A second problem with Millstein's causalist account is that it does not meet a
plausible requirement: namely, whenever natural selection and drift operate
together, a change in the strength of natural selection implies an inverse change
in the strength of drift, and vice versa. In contrast, Brandon's account makes perfect
sense of the trade-off between the two factors' strengths. The problem with
Millstein's account arises from the view that, ontologically speaking, natural
selection and drift are two separate sampling processes. To avoid the problem, it
suffices for Millstein to de-unify the concept of drift in such a way that drift
comprises both unrepresentative and indiscriminate sampling processes. Since
drift is an umbrella concept supposed to cover all cases where chance plays a role
in a sampling process, such an un-unifying (even un-unifiable) drift concept, of
which Brandon's and Millstein's account of drift are a part, turns out to be credible
rather than ad hoc.
The view that natural selection is a population-level cause seems to face a
dilemma: it is undermined either by the epiphenomenon problem or by the
overdetermination problem. The prospects of the view thus turn on a satisfactory
solution to both the problems. With the help of an analogy, I show how the two
problems can be dealt with: natural selection is not a shadow process, for it is part of
the cause of a change in the relative frequency of traits. On the other hand, the
overdetermination problem can be avoided, for although many individual-level
causes suffice to sum up and calculate how the relative frequency changes, they
do not suffice to causally explain why it changes in the way that it does.
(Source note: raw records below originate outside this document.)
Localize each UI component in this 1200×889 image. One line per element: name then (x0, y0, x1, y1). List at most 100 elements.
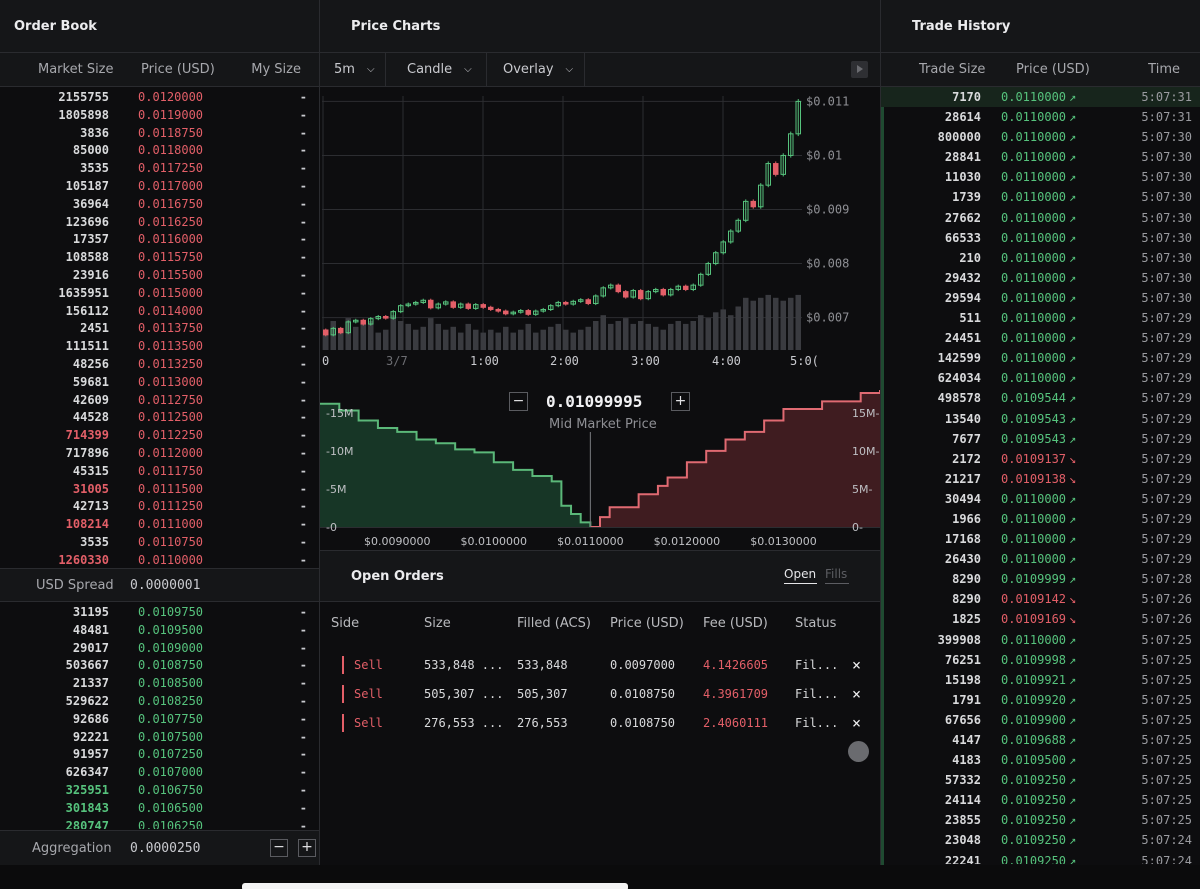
ask-row[interactable]: 156112 0.0114000 - (0, 302, 319, 320)
ask-row[interactable]: 108214 0.0111000 - (0, 515, 319, 533)
volume-bar (540, 329, 546, 350)
my-size: - (299, 463, 307, 478)
ask-row[interactable]: 3836 0.0118750 - (0, 124, 319, 142)
arrow-down-right-icon: ↘ (1069, 451, 1077, 466)
trade-time: 5:07:30 (1141, 270, 1192, 285)
ask-row[interactable]: 42713 0.0111250 - (0, 497, 319, 515)
trade-time: 5:07:30 (1141, 210, 1192, 225)
volume-bar (375, 332, 381, 350)
price: 0.0106500 (138, 800, 204, 815)
bid-row[interactable]: 31195 0.0109750 - (0, 603, 319, 621)
cancel-order-icon[interactable]: × (852, 680, 861, 709)
play-icon[interactable] (851, 61, 868, 78)
trade-time: 5:07:29 (1141, 331, 1192, 346)
volume-bar (578, 329, 584, 350)
arrow-up-right-icon: ↗ (1069, 491, 1077, 506)
ask-row[interactable]: 2155755 0.0120000 - (0, 88, 319, 106)
chart-type-select[interactable]: Candle ⌵ (386, 53, 487, 86)
trade-size: 15198 (944, 672, 981, 687)
trade-price: 0.0110000 (1001, 491, 1067, 506)
price: 0.0109000 (138, 640, 204, 655)
arrow-up-right-icon: ↗ (1069, 351, 1077, 366)
trade-time: 5:07:25 (1141, 692, 1192, 707)
ask-row[interactable]: 105187 0.0117000 - (0, 177, 319, 195)
ask-row[interactable]: 111511 0.0113500 - (0, 337, 319, 355)
overlay-select[interactable]: Overlay ⌵ (487, 53, 585, 86)
ask-row[interactable]: 3535 0.0110750 - (0, 533, 319, 551)
volume-bar (690, 321, 696, 350)
chevron-down-icon: ⌵ (464, 64, 472, 75)
ask-row[interactable]: 1260330 0.0110000 - (0, 551, 319, 569)
trade-row: 28841 0.0110000 ↗ 5:07:30 (881, 147, 1200, 167)
ask-row[interactable]: 36964 0.0116750 - (0, 195, 319, 213)
bid-row[interactable]: 503667 0.0108750 - (0, 656, 319, 674)
ask-row[interactable]: 108588 0.0115750 - (0, 248, 319, 266)
trade-price: 0.0109138 (1001, 471, 1067, 486)
ask-row[interactable]: 23916 0.0115500 - (0, 266, 319, 284)
tab-open[interactable]: Open (784, 567, 817, 584)
bid-row[interactable]: 325951 0.0106750 - (0, 781, 319, 799)
trade-row: 67656 0.0109900 ↗ 5:07:25 (881, 710, 1200, 730)
cancel-order-icon[interactable]: × (852, 651, 861, 680)
market-size: 45315 (72, 463, 109, 478)
my-size: - (299, 339, 307, 354)
price: 0.0116000 (138, 232, 204, 247)
market-size: 1260330 (58, 552, 109, 567)
trade-price: 0.0109142 (1001, 592, 1067, 607)
ask-row[interactable]: 45315 0.0111750 - (0, 462, 319, 480)
bid-row[interactable]: 92686 0.0107750 - (0, 710, 319, 728)
my-size: - (299, 410, 307, 425)
ask-row[interactable]: 42609 0.0112750 - (0, 391, 319, 409)
bid-row[interactable]: 48481 0.0109500 - (0, 621, 319, 639)
trade-time: 5:07:29 (1141, 552, 1192, 567)
bid-row[interactable]: 92221 0.0107500 - (0, 728, 319, 746)
ask-row[interactable]: 17357 0.0116000 - (0, 230, 319, 248)
bid-row[interactable]: 529622 0.0108250 - (0, 692, 319, 710)
aggregation-increase-button[interactable]: + (298, 839, 316, 857)
volume-bar (495, 332, 501, 350)
bid-row[interactable]: 626347 0.0107000 - (0, 763, 319, 781)
trade-time: 5:07:30 (1141, 150, 1192, 165)
ask-row[interactable]: 48256 0.0113250 - (0, 355, 319, 373)
bid-row[interactable]: 280747 0.0106250 - (0, 817, 319, 829)
ask-row[interactable]: 3535 0.0117250 - (0, 159, 319, 177)
bid-row[interactable]: 21337 0.0108500 - (0, 674, 319, 692)
y-tick-label: $0.01 (806, 148, 842, 162)
market-size: 1635951 (58, 285, 109, 300)
interval-select[interactable]: 5m ⌵ (320, 53, 386, 86)
ask-row[interactable]: 44528 0.0112500 - (0, 408, 319, 426)
bid-row[interactable]: 29017 0.0109000 - (0, 639, 319, 657)
tab-fills[interactable]: Fills (825, 567, 849, 584)
order-book-column-header: Market Size Price (USD) My Size (0, 53, 319, 87)
order-fee: 4.1426605 (703, 658, 769, 672)
trade-row: 1825 0.0109169 ↘ 5:07:26 (881, 609, 1200, 629)
candlestick-chart[interactable]: $0.011 $0.01 $0.009 $0.008 $0.007 0 3/7 1:00 2:0… (320, 88, 880, 384)
ask-row[interactable]: 717896 0.0112000 - (0, 444, 319, 462)
ask-row[interactable]: 714399 0.0112250 - (0, 426, 319, 444)
bid-depth-area (320, 403, 591, 527)
volume-bar (473, 329, 479, 350)
bid-row[interactable]: 91957 0.0107250 - (0, 745, 319, 763)
trade-time: 5:07:24 (1141, 833, 1192, 848)
bid-list: 31195 0.0109750 - 48481 0.0109500 - 29017 0.010… (0, 602, 319, 829)
trade-row: 24451 0.0110000 ↗ 5:07:29 (881, 328, 1200, 348)
cancel-order-icon[interactable]: × (852, 709, 861, 738)
ask-row[interactable]: 85000 0.0118000 - (0, 141, 319, 159)
ask-row[interactable]: 31005 0.0111500 - (0, 480, 319, 498)
ask-row[interactable]: 59681 0.0113000 - (0, 373, 319, 391)
ask-row[interactable]: 2451 0.0113750 - (0, 319, 319, 337)
y-tick-label-left: -10M (326, 445, 353, 458)
price: 0.0118000 (138, 143, 204, 158)
bid-row[interactable]: 301843 0.0106500 - (0, 799, 319, 817)
ask-row[interactable]: 123696 0.0116250 - (0, 213, 319, 231)
aggregation-decrease-button[interactable]: − (270, 839, 288, 857)
ask-row[interactable]: 1805898 0.0119000 - (0, 106, 319, 124)
volume-bar (518, 329, 524, 350)
scroll-indicator[interactable] (848, 741, 869, 762)
depth-chart[interactable]: -15M 15M- -10M 10M- -5M 5M- -0 0- $0.0090000 $0.0… (320, 388, 880, 550)
order-filled: 505,307 (517, 687, 568, 701)
trade-row: 23855 0.0109250 ↗ 5:07:25 (881, 810, 1200, 830)
ask-row[interactable]: 1635951 0.0115000 - (0, 284, 319, 302)
price: 0.0108250 (138, 693, 204, 708)
y-tick-label-left: -0 (326, 521, 337, 534)
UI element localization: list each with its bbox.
Millstein's causalist account of natural selection and drift is instructive and
persuasive as well. Still, one may wonder whether it is too incomplete to be
adequate. It is noteworthy that the idea of fitness plays no role in Millstein's
characterization of natural selection and drift. To be sure, Millstein has good reason
to refrain from using the term “fitness”: it is contentious, and she does not need it to
make the points she wants to make. Nonetheless, it seems undeniable that biologists
routinely use (variation in) fitness to account for evolutionary events. Though it
remains unclear whether an explanation in terms of (variation in) fitness would
properly be called causal, it seems safe to say that any account of natural selection
and drift, in which fitness plays no significant role, would hardly be adequate.
Indeed, any such account would seem to throw out the baby with the bath water.
How to put fitness into the causalist account and give it due weight? An answer to
this question must await, however, another paper.